Healthcare organizations also experience the problem of maintaining consistent cash flow. Consistent cash flow mirrors the financial health of a healthcare organization. Medical facilities need to take measures to help increase their collections and enhance cash flow. If a medical provider cannot manage their revenue, it may result in a shortage of cash. This may impair operations and the facility may not be able to continue running. Besides, increasing costs of operations and nose-diving income can result in losses. A medical organization may soon find itself without cash to operate. A negative balance sheet would mean the health company will soon be on its knees and it closes down.  


3.      Poor Patient Care Experience and Satisfaction

When patients have a bad experience with your medical organization or they are dissatisfied, it can lead to many problems. Your medical facility relies on the patients it receives. Many things will make patients be dissatisfied.

If patients are not getting quality health care, they will be dissatisfied. Quality healthcare means a quick and timely diagnosis, accurate diagnosis, effective treatment, support from the healthcare staff and other things. If a patient calls a clinic and there is no one to pick up their call – what do you expect that patient to feel?

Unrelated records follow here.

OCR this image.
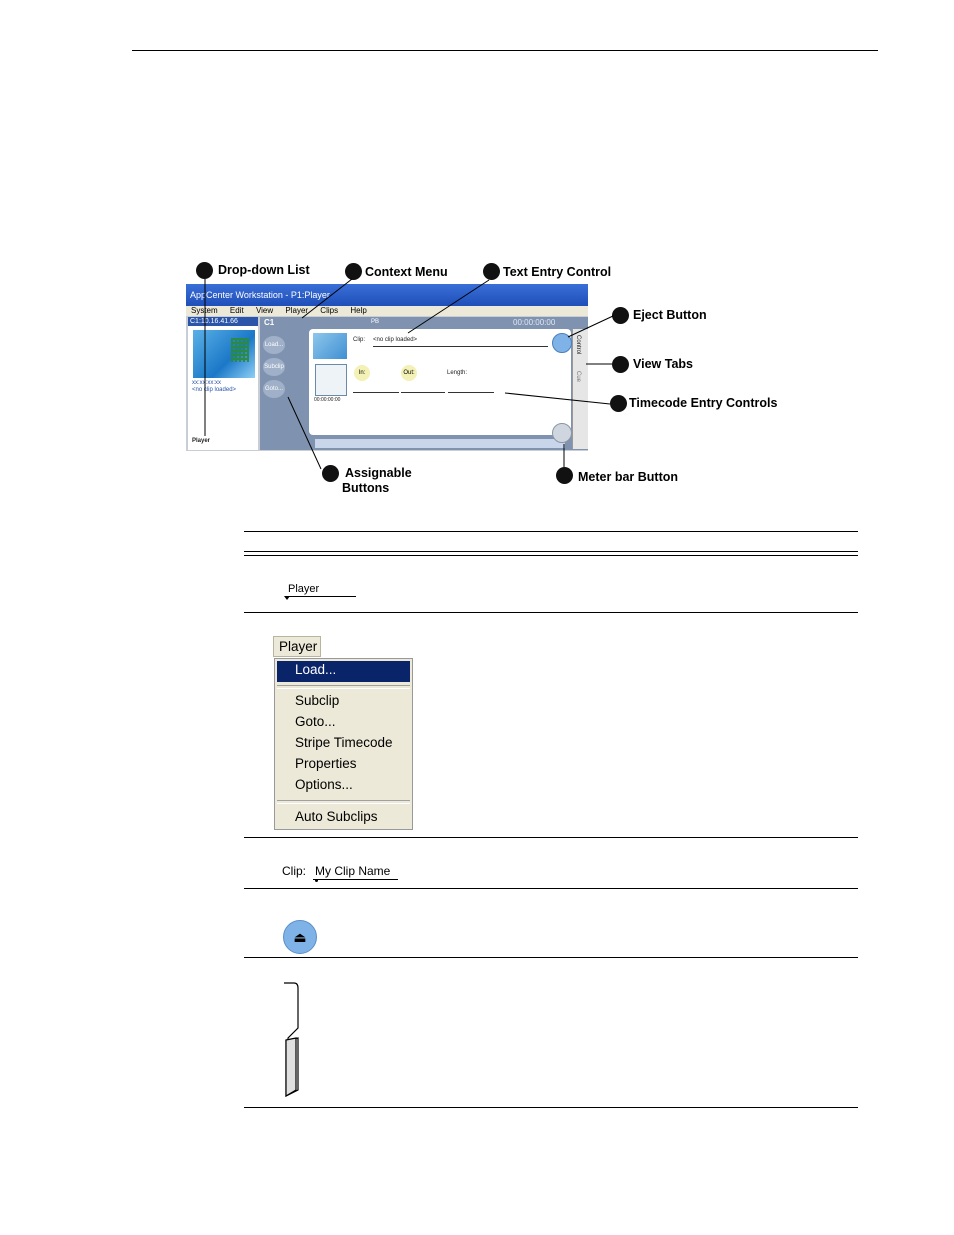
Drop-down List	Context Menu	Text Entry Control
Eject Button
View Tabs
Timecode Entry Controls
Assignable
Buttons
Meter bar Button
AppCenter Workstation - P1:Player
System Edit View Player Clips Help
C1:10.16.41.66
xx:xx:xx:xx
<no clip loaded>
Player
C1
Load...
Subclip
Goto...
PB	00:00:00:00
Clip: <no clip loaded>
00:00:00:00
In:	Out:	Length:
Control
Cue
Player
Player
Load...
Subclip
Goto...
Stripe Timecode
Properties
Options...
Auto Subclips
Clip: My Clip Name
⏏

Today, patients are demanding to have the same level and kind of experience from medical organizations as that they get from other brands like retail stores. Also, a patient may express poor healthcare patient experience if they encounter increased wait time within the waiting room or if they wait too long for doctors to do tests or the test results take too long to present. A bad experience and dissatisfaction of patients can send a medical clinic or organization packing.


How To Mitigate The Risks

Healthcare organizations need to provide patient-centric healthcare in order to ensure that they enhance patient satisfaction and foster good patient care experience. The medical organizations need to employ technological innovations that help reduce patient care dissatisfaction. For instance, when the medical facilities use technologies that help provide accurate and fast diagnosis, it helps reduce the wait time. This way, a patient is able to get results of their test fast and the doctor can use the results to offer treatment in time. Again, accurate diagnosis allows patients to receive the right treatment.

When it comes to medical revenue cycle management, healthcare providers should employ tools and technologies that allow accurate and timely billing and collections. A medical organization can work with a partner that offers technical know-how, smart technology, and deep knowledge to enhance cash-flows. Healthcare providers and medical facilities need to seek revenue cycle management services (RCM) as well as medical billing services in order to help drive growth.  These services help offer a healthy, profitable, as well as thriving medical practice.


Conclusion

Healthcare providers are under pressure to ensure patient-centered care and at the same time they want to keep their cash flow at high levels and reduce costs of operations. Healthcare providers need to get solutions that create efficient, cost-effective, patient-centric healthcare practices. They also need to have a business model that allows their business to work productively.  By seeking the right technology solutions and expertise, a healthcare organization can operate profitably while ensuring patient satisfaction and improved patient experience.